Passionflix, and Tosca’s life work in general, is a feminist mission. Aside from fulfilling your often repressed romantic and horny desires, all of her films aim to empower women. She points out the desire to consume romance content may be at its high when women are sexually repressed, and Tosca wants to bring that desire into the open in the fourth wave feminism era and the time of #metoo. Her mission is also one of inclusivity. While Passionflix’s website and offerings do appear very straight and white at first glance (and sadly, what film website isn’t), upon questioning, Tosca was firm on her belief that “love is love.” Almost exactly a year from now, on Valentine’s Day 2019, Passionflix will premiere their first film starring a gay couple and is working on films including storylines between “various races, interracial couples and different age groups.”
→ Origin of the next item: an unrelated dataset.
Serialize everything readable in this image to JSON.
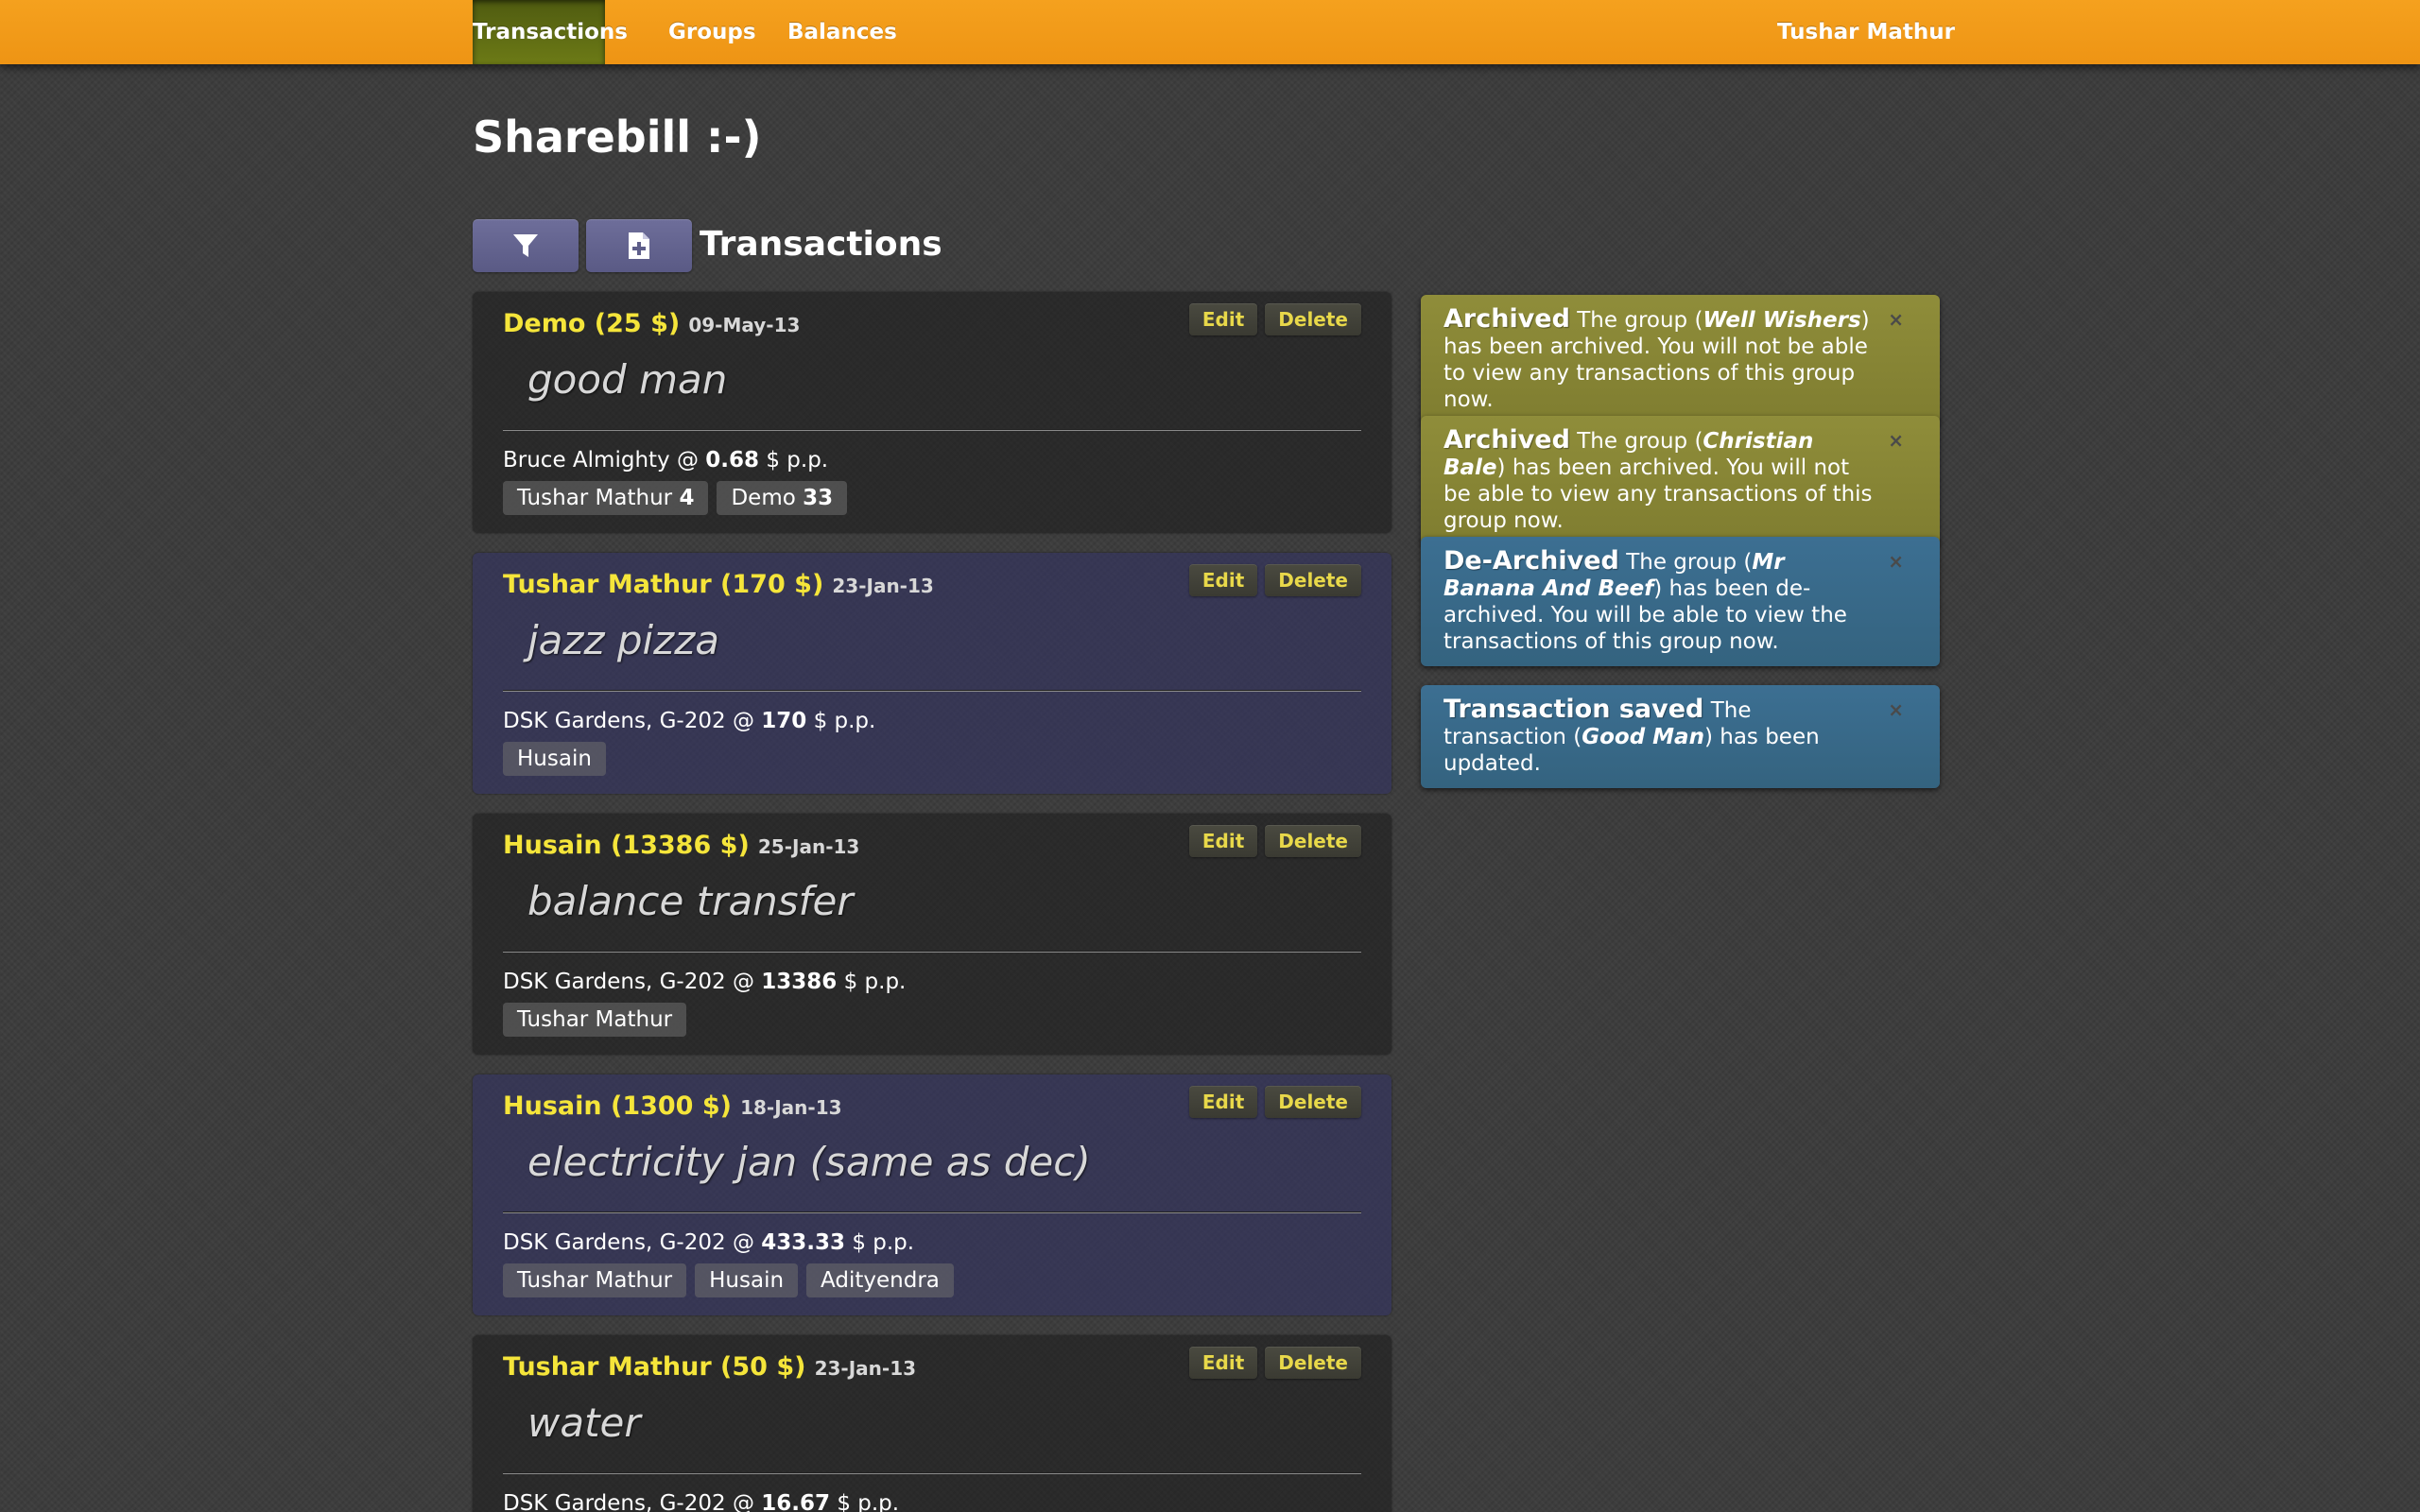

With it being Valentine’s Day, those of us both single or attached could benefit from adopting a bit of Tosca’s attitude. “I personally just say have a fun day. Be a little cheeky about it,” she says of the holiday that she enjoys, though she notes the wrong attitude could easily leave you sad. With regards to both the Hallmark holiday and her films, her advice could easily be applied to the rest of life: “Keep it light and enjoyable. It’s not about the flowers and the candy, it’s about the time that you spend with people that you love in all aspects of your life.”